Trading fees and account fees were problems for other people, provided you did a modicum of research.
Then along came the Financial Services Authority (FSA) to smash up our party like Eliot Ness busting a bar full of shandy drinkers.
What is RDR?
The RDR is meant to end the era of retail investors receiving hookey financial advice.
The headlines are:
- Advisors must agree with clients how much their services will cost.
- If they offer independent, whole-of-the-market advice, then bias is supposedly eliminated because they’re paid by the client, as opposed to pushing product that drips commission back to the advisor.
Previously, the commissions earned by advisors were a secret affair buried in the fund charges. This is known as bundled pricing.
Bundled pricing is essentially a package deal where you pay for a slew of services, whether you need them or not.
If you peeled back the layers of a standard, expensive 1.75% TER fund, you’d see something like this:
- 0.75% fund manager fee – Pays for whopping great salaries, hordes of analysts, and the research that still fails to beat the index on average.
- 0.25% platform fee – The cut for a fund supermarket that piles them high and sells them cheap online. Advisors and most execution-only brokers access funds via a platform like Fidelity or Cofunds.
- 0.5% trail commission – Baksheesh for the financial advisor. Advice-free, execution-only platforms may or may not share this with their customers.
- 0.25% other fees – A long list of expenses, including legal, administrative, auditory, regulatory, marketing, and more.
With trail commission for advisors banned by the FSA come January 2013 (trail commission can still be paid on products sold before then), the alternative is so-called ‘unbundled pricing’.

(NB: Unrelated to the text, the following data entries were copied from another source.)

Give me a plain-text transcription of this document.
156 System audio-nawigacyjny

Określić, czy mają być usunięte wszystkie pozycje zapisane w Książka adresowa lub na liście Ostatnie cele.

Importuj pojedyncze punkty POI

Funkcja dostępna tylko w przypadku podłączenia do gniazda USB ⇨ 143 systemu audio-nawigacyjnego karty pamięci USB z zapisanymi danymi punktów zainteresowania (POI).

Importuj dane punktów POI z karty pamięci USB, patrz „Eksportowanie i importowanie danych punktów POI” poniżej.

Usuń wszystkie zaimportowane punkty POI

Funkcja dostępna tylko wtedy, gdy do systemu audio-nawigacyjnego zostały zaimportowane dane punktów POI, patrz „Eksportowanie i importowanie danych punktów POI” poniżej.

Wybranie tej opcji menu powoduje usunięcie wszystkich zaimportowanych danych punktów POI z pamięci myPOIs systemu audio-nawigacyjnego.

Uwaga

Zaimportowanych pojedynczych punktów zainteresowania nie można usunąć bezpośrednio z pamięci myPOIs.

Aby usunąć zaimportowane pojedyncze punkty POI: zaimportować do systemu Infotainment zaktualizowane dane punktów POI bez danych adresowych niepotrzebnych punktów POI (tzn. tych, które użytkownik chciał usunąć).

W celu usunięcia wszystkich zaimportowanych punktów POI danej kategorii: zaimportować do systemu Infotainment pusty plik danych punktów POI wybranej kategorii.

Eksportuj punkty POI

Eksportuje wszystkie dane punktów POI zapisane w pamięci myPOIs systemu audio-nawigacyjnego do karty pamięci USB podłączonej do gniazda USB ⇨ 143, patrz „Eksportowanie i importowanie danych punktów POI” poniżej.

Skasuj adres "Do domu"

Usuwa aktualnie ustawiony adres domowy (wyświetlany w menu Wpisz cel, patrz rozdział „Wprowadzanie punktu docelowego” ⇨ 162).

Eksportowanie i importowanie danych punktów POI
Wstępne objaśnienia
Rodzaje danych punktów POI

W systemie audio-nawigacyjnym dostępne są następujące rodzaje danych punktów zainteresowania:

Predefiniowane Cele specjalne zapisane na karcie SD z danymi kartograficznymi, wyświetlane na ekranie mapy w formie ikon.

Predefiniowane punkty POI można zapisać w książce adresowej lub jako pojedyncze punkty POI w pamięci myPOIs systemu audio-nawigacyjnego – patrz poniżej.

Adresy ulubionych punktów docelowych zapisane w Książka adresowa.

It is how ETFs, shares, and investment trusts already work.
In an unbundled world, all the charges are teased apart, so you can see what you are paying, to whom, and for what.
The trail commission and platform fee are stripped out of the TER or Ongoing Charge Figures (OCF) for a fund.
Funds that have done this already are often described as clean share classes.
That means they are ‘unbundled’ versions of existing ‘bundled’ funds. They generally have shrunken TERs, but they aren’t necessarily any cheaper to own because you’ll end up paying a separate platform fee to get them.
The platforms respond
Curiously, the RDR isn’t meant to affect fund platforms. The FSA is poking a stick into their workings, too, but no decision is due for several months at least.
But the platforms can see the way the wind is blowing. They need to cater for ‘clean share classes’ and hidden payments fuel suspicion in a society that’s sick of light touch regulation.
Hence explicit platform fees have arrived, much to the anguish of us canny passive investors who were previously getting a free ride.
Most ‘bundled’ index funds only pay a platform fee of 0.1 – 0.15%. It would seem that brokers serviced these customers at a loss or on minimal margins at best, perhaps on the hope that they could lure them on to the hard stuff later.
Now that broker’s charges are out in the open, it’s impossible for passive investors to continue enjoying a subsidy at the expense of active investors.
Many brokers are still platform fee free because they’ve adopted a ‘wait and see’ approach.
But change will come and I predict our options will shrink like a water hole in the Gobi desert as the hidden payments dry up.
Early passive investors thrived because we understood how the system worked. Like savvy savers who switch their bank accounts, we were too few for the industry to worry about. It was too busy tearing meaty chunks of profit from the bovine majority.
Now the regulator is forcing the industry to worry, and those who hacked the system are the losers. We must hope the RDR is worth it for the greater good.